There are an awful lot of them! Let's get this down to a more manageable-sized data frame that we can easily plot. For example, let's just focus on a subset of countries, like these ones:
countries = c(
"UK",
"Ukraine",
"Afghanistan",
"Ghana",
"Malawi",
"Kenya",
"Brazil",
"USA",
"Japan",
"South Korea",
"Australia",
"China"
)
To get just these countries - let's use filter:
(
reformatted
%>% filter(
country %in% countries
)
)
table() the countries and years again. Did the filtering work?
Is filtering fun? Of course it is! One reason is that this is now few enough countries that we can reasonably put them all on one plot. First, here are some nice colours (these ones come from this page):
colours = c(
'#1F83B4', '#12A2A8', '#2CA030', '#78A641',
'#BCBD22', '#FFBF50', '#FFAA0E', '#FF7F0E',
'#D63A3A', '#C7519C', '#BA43B4', '#8A60B0',
'#6F63BB'
)
And let's plot the life expectancy in each year:
(
reformatted
%>% filter(
country %in% countries
)
%>% ggplot(
mapping = aes( x = year, y = life_expectancy, colour = country )
)
+ geom_line()
+ scale_colour_manual( values = colours )
)
Ok that plot is not good enough - let's make it better.
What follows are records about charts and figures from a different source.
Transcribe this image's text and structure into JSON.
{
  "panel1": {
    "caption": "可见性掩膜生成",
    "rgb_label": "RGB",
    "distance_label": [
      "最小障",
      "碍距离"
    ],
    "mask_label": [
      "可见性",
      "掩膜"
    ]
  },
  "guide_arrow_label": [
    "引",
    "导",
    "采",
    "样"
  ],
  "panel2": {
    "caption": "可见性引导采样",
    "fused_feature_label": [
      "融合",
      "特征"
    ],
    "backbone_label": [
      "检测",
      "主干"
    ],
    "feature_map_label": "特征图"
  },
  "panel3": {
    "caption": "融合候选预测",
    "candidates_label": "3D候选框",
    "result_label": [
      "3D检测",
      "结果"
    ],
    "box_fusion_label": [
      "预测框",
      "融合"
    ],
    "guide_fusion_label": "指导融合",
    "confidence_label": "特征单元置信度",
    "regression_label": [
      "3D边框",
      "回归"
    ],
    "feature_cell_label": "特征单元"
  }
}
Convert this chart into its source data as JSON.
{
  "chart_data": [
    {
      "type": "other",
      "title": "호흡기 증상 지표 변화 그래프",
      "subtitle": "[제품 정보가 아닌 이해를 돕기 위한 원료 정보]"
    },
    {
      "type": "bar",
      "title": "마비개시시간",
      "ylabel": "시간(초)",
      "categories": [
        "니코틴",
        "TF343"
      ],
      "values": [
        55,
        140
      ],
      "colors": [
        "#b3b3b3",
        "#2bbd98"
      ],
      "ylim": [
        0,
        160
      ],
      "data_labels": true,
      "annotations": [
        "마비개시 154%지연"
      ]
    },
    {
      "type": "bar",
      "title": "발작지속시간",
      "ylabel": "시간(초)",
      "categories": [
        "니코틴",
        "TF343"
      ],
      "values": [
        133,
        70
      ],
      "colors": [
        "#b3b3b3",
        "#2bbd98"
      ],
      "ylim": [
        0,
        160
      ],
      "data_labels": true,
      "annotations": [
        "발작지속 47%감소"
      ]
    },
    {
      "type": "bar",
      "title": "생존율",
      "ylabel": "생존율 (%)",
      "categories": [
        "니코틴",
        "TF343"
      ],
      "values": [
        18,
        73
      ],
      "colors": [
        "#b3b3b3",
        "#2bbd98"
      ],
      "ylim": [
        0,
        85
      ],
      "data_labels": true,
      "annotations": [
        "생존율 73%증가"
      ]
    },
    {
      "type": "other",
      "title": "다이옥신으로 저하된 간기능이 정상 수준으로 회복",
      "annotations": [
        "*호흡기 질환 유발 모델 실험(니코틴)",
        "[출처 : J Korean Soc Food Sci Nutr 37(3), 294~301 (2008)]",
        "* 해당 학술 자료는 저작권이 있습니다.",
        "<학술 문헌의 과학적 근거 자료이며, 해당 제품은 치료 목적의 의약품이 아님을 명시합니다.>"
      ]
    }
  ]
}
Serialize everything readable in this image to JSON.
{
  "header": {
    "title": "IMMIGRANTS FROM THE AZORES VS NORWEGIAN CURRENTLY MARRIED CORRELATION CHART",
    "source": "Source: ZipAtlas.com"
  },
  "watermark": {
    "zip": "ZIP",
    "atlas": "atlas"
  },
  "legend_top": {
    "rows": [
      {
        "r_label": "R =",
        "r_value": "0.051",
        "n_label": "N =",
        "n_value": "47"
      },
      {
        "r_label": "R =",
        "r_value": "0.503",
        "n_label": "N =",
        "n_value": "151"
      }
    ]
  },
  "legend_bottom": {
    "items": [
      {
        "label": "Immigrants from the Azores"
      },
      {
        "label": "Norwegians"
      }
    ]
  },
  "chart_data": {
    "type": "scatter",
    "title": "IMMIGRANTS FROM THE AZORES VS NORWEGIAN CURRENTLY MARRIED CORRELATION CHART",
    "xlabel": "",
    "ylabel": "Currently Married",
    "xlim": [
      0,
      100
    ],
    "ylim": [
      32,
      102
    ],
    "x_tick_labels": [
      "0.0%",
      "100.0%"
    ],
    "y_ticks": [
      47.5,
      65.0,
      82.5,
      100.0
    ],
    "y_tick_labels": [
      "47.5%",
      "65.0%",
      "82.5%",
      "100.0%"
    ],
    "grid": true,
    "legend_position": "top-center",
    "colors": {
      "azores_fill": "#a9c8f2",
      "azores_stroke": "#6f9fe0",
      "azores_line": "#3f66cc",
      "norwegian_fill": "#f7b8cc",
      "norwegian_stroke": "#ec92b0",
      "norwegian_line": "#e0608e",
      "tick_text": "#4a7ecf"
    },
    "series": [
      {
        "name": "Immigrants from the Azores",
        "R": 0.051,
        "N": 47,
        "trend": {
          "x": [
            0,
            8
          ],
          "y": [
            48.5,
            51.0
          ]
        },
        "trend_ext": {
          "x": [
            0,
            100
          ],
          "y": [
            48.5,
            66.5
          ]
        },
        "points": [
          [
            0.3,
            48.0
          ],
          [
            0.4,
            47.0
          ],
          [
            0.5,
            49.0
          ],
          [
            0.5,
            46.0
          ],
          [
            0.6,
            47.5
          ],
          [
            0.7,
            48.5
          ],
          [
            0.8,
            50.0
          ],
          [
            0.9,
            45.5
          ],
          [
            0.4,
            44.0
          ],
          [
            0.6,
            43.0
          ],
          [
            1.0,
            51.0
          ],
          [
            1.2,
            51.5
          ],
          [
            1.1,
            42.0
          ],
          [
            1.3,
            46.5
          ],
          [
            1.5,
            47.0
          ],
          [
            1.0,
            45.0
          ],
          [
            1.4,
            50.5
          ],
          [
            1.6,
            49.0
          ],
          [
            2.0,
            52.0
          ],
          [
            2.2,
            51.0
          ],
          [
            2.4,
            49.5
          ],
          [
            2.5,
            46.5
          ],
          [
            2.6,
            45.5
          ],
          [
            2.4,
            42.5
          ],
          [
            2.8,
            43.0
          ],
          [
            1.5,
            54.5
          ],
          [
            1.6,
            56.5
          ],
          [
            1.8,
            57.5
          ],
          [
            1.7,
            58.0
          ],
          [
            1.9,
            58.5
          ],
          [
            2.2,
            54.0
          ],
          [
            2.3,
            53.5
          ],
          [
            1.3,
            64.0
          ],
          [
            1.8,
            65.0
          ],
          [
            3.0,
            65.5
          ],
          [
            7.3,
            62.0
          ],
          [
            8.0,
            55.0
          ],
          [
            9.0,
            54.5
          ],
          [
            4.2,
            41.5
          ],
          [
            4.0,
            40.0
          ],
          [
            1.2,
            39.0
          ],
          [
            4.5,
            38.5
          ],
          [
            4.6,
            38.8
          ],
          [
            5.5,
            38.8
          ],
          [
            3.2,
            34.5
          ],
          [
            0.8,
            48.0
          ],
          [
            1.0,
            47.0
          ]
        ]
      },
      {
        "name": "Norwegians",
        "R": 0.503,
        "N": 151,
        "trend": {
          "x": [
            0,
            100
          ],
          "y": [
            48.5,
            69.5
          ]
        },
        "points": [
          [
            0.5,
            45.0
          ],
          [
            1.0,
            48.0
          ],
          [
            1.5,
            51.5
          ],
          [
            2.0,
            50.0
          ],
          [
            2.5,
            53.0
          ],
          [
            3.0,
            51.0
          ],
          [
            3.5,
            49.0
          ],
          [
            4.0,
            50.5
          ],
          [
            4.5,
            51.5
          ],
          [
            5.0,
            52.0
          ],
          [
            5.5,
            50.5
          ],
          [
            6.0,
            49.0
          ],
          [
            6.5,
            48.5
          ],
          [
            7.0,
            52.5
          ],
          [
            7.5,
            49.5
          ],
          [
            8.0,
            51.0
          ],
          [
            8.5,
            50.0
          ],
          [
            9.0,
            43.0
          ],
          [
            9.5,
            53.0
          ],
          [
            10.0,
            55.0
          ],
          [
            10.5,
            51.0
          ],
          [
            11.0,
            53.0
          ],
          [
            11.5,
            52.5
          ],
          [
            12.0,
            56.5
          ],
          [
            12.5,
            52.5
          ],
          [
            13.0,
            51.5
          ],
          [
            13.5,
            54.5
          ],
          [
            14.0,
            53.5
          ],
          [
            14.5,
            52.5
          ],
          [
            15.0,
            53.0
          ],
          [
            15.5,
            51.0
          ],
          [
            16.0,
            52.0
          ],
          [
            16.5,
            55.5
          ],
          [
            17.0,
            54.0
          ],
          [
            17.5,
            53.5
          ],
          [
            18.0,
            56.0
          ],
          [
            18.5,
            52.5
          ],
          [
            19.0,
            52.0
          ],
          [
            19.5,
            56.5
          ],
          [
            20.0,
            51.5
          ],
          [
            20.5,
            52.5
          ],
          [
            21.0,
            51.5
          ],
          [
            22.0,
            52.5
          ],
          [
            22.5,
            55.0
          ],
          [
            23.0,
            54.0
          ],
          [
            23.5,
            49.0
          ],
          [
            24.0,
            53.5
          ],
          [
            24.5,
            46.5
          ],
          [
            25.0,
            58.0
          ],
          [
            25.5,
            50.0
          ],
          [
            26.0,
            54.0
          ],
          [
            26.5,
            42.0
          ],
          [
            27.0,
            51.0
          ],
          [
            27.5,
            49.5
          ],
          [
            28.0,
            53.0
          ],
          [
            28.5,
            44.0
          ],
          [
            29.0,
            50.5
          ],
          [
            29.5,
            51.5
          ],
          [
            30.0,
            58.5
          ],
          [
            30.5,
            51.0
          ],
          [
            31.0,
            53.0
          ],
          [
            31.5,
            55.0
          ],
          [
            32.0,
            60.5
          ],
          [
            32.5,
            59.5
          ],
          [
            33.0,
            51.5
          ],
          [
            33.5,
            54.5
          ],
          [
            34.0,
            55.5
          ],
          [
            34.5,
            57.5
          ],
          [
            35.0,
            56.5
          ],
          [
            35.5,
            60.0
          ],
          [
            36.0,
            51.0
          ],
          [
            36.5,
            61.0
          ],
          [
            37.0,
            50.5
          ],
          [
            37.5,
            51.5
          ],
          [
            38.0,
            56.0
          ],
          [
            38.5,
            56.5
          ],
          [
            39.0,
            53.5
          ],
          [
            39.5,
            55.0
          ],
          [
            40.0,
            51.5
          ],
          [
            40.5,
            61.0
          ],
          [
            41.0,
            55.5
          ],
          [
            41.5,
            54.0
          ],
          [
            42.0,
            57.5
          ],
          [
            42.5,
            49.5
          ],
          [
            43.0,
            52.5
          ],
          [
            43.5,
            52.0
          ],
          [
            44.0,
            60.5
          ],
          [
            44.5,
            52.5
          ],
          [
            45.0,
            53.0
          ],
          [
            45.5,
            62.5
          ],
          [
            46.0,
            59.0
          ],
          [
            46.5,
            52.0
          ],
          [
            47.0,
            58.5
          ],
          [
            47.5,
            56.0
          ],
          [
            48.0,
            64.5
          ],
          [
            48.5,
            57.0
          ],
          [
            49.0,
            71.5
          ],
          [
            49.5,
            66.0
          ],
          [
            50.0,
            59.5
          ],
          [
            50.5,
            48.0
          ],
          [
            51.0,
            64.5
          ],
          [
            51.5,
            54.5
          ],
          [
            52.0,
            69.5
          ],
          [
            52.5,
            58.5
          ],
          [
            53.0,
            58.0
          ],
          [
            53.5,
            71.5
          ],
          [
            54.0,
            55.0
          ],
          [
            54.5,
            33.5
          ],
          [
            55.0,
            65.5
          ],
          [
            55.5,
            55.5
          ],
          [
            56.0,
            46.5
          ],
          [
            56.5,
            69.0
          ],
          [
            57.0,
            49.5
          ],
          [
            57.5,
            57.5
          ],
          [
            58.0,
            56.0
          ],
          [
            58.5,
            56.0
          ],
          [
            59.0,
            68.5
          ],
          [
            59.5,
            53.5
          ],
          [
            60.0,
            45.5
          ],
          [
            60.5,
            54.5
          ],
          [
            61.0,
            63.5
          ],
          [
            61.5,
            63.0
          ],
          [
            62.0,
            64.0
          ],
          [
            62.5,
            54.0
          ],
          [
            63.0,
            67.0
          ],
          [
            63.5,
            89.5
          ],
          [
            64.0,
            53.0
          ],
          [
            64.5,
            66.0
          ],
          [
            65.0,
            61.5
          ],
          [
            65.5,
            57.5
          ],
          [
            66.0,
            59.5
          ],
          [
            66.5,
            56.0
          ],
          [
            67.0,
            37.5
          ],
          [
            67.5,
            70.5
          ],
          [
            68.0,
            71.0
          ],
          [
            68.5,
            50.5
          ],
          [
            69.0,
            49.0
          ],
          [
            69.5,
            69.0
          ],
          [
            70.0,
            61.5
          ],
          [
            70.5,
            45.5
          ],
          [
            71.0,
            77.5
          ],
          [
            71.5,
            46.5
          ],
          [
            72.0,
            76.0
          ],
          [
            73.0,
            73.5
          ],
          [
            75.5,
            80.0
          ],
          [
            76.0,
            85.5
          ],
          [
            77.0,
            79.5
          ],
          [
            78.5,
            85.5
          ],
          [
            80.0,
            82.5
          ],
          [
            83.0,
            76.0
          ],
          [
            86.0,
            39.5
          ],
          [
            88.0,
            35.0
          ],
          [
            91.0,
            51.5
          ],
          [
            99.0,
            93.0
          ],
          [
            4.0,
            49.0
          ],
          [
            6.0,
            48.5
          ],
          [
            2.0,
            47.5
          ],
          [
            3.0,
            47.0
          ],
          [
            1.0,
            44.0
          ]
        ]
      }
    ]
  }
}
We can do this through various tweaks which are all part of ggplot2. Here goes:
(
reformatted
%>% filter(
country %in% countries
)
%>% ggplot(
mapping = aes( x = year, y = life_expectancy, colour = country )
)
+ geom_line( linewidth = 2 ) # <-- make lines thicker
+ geom_point( size = 4 ) # <-- draw points as well
+ scale_colour_manual( values = colours )
+ theme_minimal( 24 ) # <-- make the fonts bigger and get rid of the grey background
+ xlab( "Year" ) # <-- add axis labels
+ ylab( "Life expectancy" )
# ...and one last bit, to rotate the y axis label:
+ theme( axis.title.y = element_text( angle = 0, vjust = 0.5 ))
)
It's more or less true that life expectancy has increased in these 16 years in all the countries we looked at. (Although a bunch of data points seem to be outliers, for some reason.)